Based on https://github.com/spcl/ncc
ncc
(Neural Code Comprehension) is a general Machine Learning technique to learn semantics from raw code in virtually any programming language. It relies on inst2vec
, an embedding space and graph representation of LLVM IR statements and their context.
- GNU / Linux or Mac OS
- Python (3.6.5)
- Packages from requirements.txt
- wine
- ida7.2 (installed in wine and configured using manual from scripts/ida_setup.txt)
- mcsema
- llvm-dis
By default, inst2vec
will be trained on publicly available code. Some additional datasets are available on demand and you may add them manually to the training data. For more information on how to do this as well as on the datasets in general, see datasets.
$ python train_inst2vec.py --helpfull # to see the full list of options
$ python train_inst2vec.py \
> # --context_width ... (default: 2)
> # --data ... (default: data/, automatically generated one. You may provide your own)
Alternatively, you may skip this step and use pre-trained embeddings.
$ python train_inst2vec.py \
> --embeddings_file ... (path to the embeddings p-file to evaluate)
> --vocabulary_folder ... (path to the associated vocabulary folder)
Algorithm classification
Task: Classify applications into 104 classes given their raw code.
Code and classes provided by https://sites.google.com/site/treebasedcnn/ (see Convolutional neural networks over tree structures for programming language processing)
Train:
$ python train_task_classifyapp.py --helpfull # to see the full list of options
$ python train_task_classifyapp.py --input_data task/classifyapp --out task/classifyapp \
--maxlen 0 --model_name NCC_classifyapp --inference=False
Works only on linux(x64), don't move this script to directory where exist not empty subdirectory with name tmp.
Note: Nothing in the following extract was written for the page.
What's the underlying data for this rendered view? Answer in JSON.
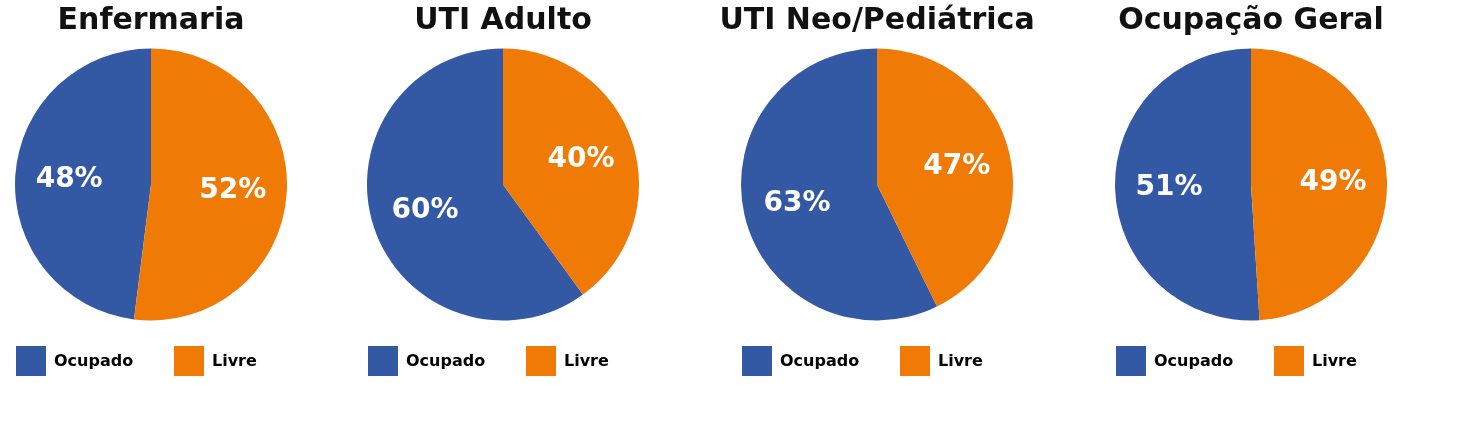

Before run replace path below in file script.sh: ida_path - path to ida64.exe llvm-dis - path to llvm-dis mcsema-lift - path to mcsema-lift app - path to folder with train_task_classifyapp.py
Run:
$ ./script.sh path-to-elf
Works only on linux(x64). Download dataset from https://sites.google.com/site/treebasedcnn/, unpack it.
Replace parameters values and run:
$ python scripts/compile_data.py --ir_per_file count_of_files --num_samples count_of_samples \
--num_threads 8 --dataset_path path_to_dataset --ida_path path_to_ida \
--llvm_dis path_to_llvm_dis --mcsema_lift path_to_mcsema_lift
Where count_of_files - Number of .ll files generated per input with random choice of optimization level count_of_samples - Number samples choicen from source per class
Splitted dataset appears in current directory. If you want change sizes of partitions, replace parts var initialisation in scripts/split_data.py by your values.
Run:
$ python scripts/split_data.py --path path_to_lifted_dataset
Replace parameters values and run:
$ python scripts/get_function_from_cpp.py --lib_path path_to_clang_library \
--path_in path_to_dataset --path_out path_to_place_names
Replace parameters values and run:
$ python scripts/del_functions.py --path_funcs path_from_previous_step --num_threads 8 \
--path_llvm path_to_lifted_and_splited_dataset
Firstly complete previous step. Put obtained dataset (folders ir_train, ir_val, ir_test) to task/task_classifyapp_lifted.
Train:
$ python train_task_classifyapp.py --input_data task/classifyapp_lifted \
--out task/classifyapp_lifted --maxlen 1100 \
--model_name NCC_classifyapp_lifted --mode train
Where maxlen - max legth of preproccesed sequence in dataset. More then 90% of sequences have length less or equal then 1100. If 0 specified then it computed dynamically, but its high memory and computationally consuming.
Test obtained model:
$ python train_task_classifyapp.py --input_data task/classifyapp_lifted \
--out task/classifyapp_lifted --maxlen 1100 \
--model_name NCC_classifyapp_lifted --mode test
To use obtained model to predict labels for .ll files, put them to inference/ir_test folder and run:
$ python train_task_classifyapp.py --input_data task/classifyapp_lifted \
--out task/classifyapp_lifted --maxlen 1100 \
--model_name NCC_classifyapp_lifted --mode predict --json_file name
Result is file in json fromat will be located in folder inference with specified name.
NCC is published under the New BSD license, see LICENSE.